Guarded optimism is the best way to describe both sides' feeling toward Tuesday's resumption of bargaining in the NHL lockout.
The leaders of the NHL owners and of the NHL Players' Association remained quiet on Monday, which many took as a good sign. One of the people who will be sitting at the table for the first negotiating sessions since Oct. 18 said in an e-mail message he would not predict the chances of reaching a new collective agreement until the end of Tuesday's session.
Pittsburgh Penguins superstar Sidney Crosby spoke for everyone when he said this round of talks will be the last chance to save a full 82-game season.
"It's definitely an important time, considering the timing of everything, knowing in the back of our minds that it's probably the last chance to get anything close to a full season," Crosby told the Pittsburgh Post-Gazette after a group of Penguins players skated Monday.
Unlike the players, the owners and managers are under orders from NHL commissioner Gary Bettman not to discuss publicly anything concerned with the owners' second lockout in seven years. But those willing to talk on background were also hopeful a full season could be saved as long as an agreement is reached quickly.
While Crosby's hope for a full season or something close is based on the assumption no games will be played past the end of June, one NHL governor says the league should consider holding the Stanley Cup final in July for one time only if it means playing an 82-game season.
His rationale is simple: The only way a deal gets done is if the players receive the full value of the contracts they signed before the Sept. 15 lockout, even after they split league revenue 50-50 with the owners. The only way to do that is play all 82 games to maximize revenue.
"Now is the time to make a deal," the governor said. "Make a deal this week and you can come close to playing 82 games. Maybe you can play 82. Why not, for just this year? If you have to play the finals in July, play it."
The governor said Bettman has said the highest number of games that can be played between Dec. 1 and the usual end of the regular season around April 10 is 70. Only one game can be picked up by the cancellation of the Winter Classic but if the all-star game and the break around it is cancelled, too, a couple more games can be picked up. And if there is an agreement quickly and the regular season can start in mid-November or a bit later, then several more games can be played.
"You have to make the players whole, that's the centrepiece of this whole deal, and the best way to do that is play 82 games," the governor said. "That's what they've got to be talking about this week."
Making the players whole is the new catch-phrase of the labour talks. Once the NHLPA admitted on Oct. 18 in its three counter-proposals to the owners' last offer it was willing to consider sharing hockey-related revenue (HRR) 50-50, down from a 57-43 split in favour of the players in the previous agreement, the union's major issue was ensuring the players are paid in full for all existing contracts.
In its last offer, the NHL owners wanted to do this by reducing the players' share in the later years of a new agreement.

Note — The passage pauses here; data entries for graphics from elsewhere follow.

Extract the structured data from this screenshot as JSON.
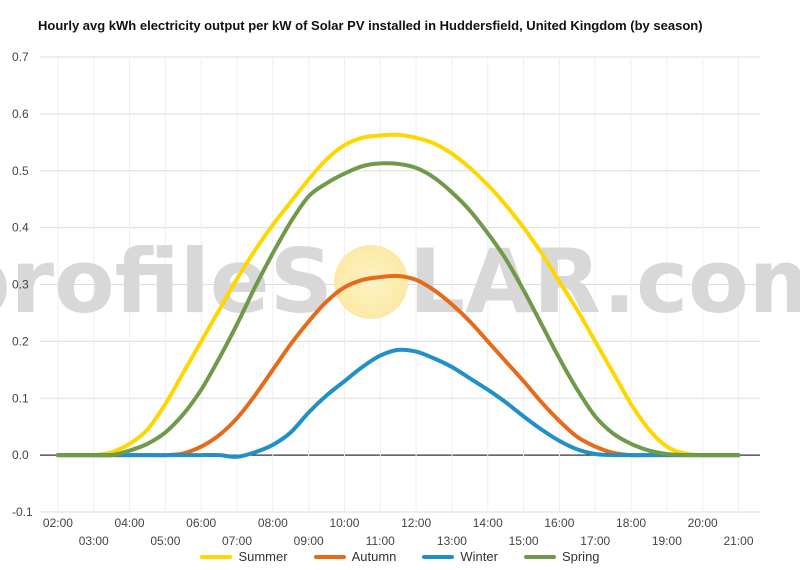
{
  "title": "Hourly avg kWh electricity output per kW of Solar PV installed in Huddersfield, United Kingdom (by season)",
  "watermark": {
    "left": "profileS",
    "right": "LAR.com"
  },
  "chart_data": {
    "type": "line",
    "title": "Hourly avg kWh electricity output per kW of Solar PV installed in Huddersfield, United Kingdom (by season)",
    "xlabel": "",
    "ylabel": "",
    "ylim": [
      -0.1,
      0.7
    ],
    "yticks": [
      -0.1,
      0.0,
      0.1,
      0.2,
      0.3,
      0.4,
      0.5,
      0.6,
      0.7
    ],
    "ytick_labels": [
      "-0.1",
      "0.0",
      "0.1",
      "0.2",
      "0.3",
      "0.4",
      "0.5",
      "0.6",
      "0.7"
    ],
    "xlim": [
      1.5,
      21.6
    ],
    "xticks_top": [
      2,
      4,
      6,
      8,
      10,
      12,
      14,
      16,
      18,
      20
    ],
    "xtick_top_labels": [
      "02:00",
      "04:00",
      "06:00",
      "08:00",
      "10:00",
      "12:00",
      "14:00",
      "16:00",
      "18:00",
      "20:00"
    ],
    "xticks_bottom": [
      3,
      5,
      7,
      9,
      11,
      13,
      15,
      17,
      19,
      21
    ],
    "xtick_bottom_labels": [
      "03:00",
      "05:00",
      "07:00",
      "09:00",
      "11:00",
      "13:00",
      "15:00",
      "17:00",
      "19:00",
      "21:00"
    ],
    "grid": true,
    "legend_position": "bottom",
    "x": [
      2,
      2.5,
      3,
      3.5,
      4,
      4.5,
      5,
      5.5,
      6,
      6.5,
      7,
      7.5,
      8,
      8.5,
      9,
      9.5,
      10,
      10.5,
      11,
      11.5,
      12,
      12.5,
      13,
      13.5,
      14,
      14.5,
      15,
      15.5,
      16,
      16.5,
      17,
      17.5,
      18,
      18.5,
      19,
      19.5,
      20,
      20.5,
      21
    ],
    "series": [
      {
        "name": "Summer",
        "color": "#ffd700",
        "values": [
          0,
          0,
          0,
          0.005,
          0.02,
          0.045,
          0.09,
          0.145,
          0.2,
          0.255,
          0.31,
          0.36,
          0.405,
          0.445,
          0.485,
          0.52,
          0.545,
          0.558,
          0.562,
          0.563,
          0.558,
          0.548,
          0.53,
          0.505,
          0.475,
          0.44,
          0.4,
          0.355,
          0.305,
          0.255,
          0.2,
          0.145,
          0.09,
          0.045,
          0.015,
          0.003,
          0,
          0,
          0
        ]
      },
      {
        "name": "Autumn",
        "color": "#e56b1a",
        "values": [
          0,
          0,
          0,
          0,
          0,
          0,
          0,
          0.003,
          0.015,
          0.035,
          0.065,
          0.105,
          0.15,
          0.195,
          0.235,
          0.27,
          0.295,
          0.308,
          0.313,
          0.315,
          0.308,
          0.29,
          0.265,
          0.235,
          0.2,
          0.165,
          0.13,
          0.093,
          0.06,
          0.032,
          0.015,
          0.004,
          0,
          0,
          0,
          0,
          0,
          0,
          0
        ]
      },
      {
        "name": "Winter",
        "color": "#1f90c8",
        "values": [
          0,
          0,
          0,
          0,
          0,
          0,
          0,
          0,
          0,
          0,
          -0.003,
          0.005,
          0.018,
          0.04,
          0.075,
          0.105,
          0.13,
          0.155,
          0.175,
          0.185,
          0.182,
          0.17,
          0.155,
          0.135,
          0.115,
          0.093,
          0.068,
          0.045,
          0.025,
          0.01,
          0.002,
          0,
          0,
          0,
          0,
          0,
          0,
          0,
          0
        ]
      },
      {
        "name": "Spring",
        "color": "#6e9a4a",
        "values": [
          0,
          0,
          0,
          0,
          0.008,
          0.02,
          0.04,
          0.072,
          0.115,
          0.17,
          0.23,
          0.295,
          0.355,
          0.41,
          0.455,
          0.478,
          0.495,
          0.508,
          0.513,
          0.512,
          0.505,
          0.488,
          0.462,
          0.43,
          0.39,
          0.345,
          0.29,
          0.23,
          0.17,
          0.115,
          0.068,
          0.038,
          0.02,
          0.008,
          0.002,
          0,
          0,
          0,
          0
        ]
      }
    ]
  }
}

But Tuesday's talks in New York were spurred when Bettman told the union the owners were willing to shoulder at least some of the responsibility for paying the contracts in full, although it may still take several years.
The union was interested enough to agree to resume bargaining but NHLPA executive director Donald Fehr cautioned the players all of the details of the NHL's proposal are not known yet.
At this point, players are telling the union leadership they would like to see a deal reached but not at any cost. The unidentified governor says the players need to keep pushing their negotiators and even though the players and owners remain far apart on many issues aside from the revenue split, such as contract length, free agency and salary arbitration, if they can agree on the two major issues and get playing, the rest can be worked out later.
"Let's not get caught up in all that," said the governor, who is a moderate. "How many guys actually go to arbitration? Practically none.
"We've got to get the players their money, we've got to get the right [revenue] split. But we've got to get back to playing and growing the game."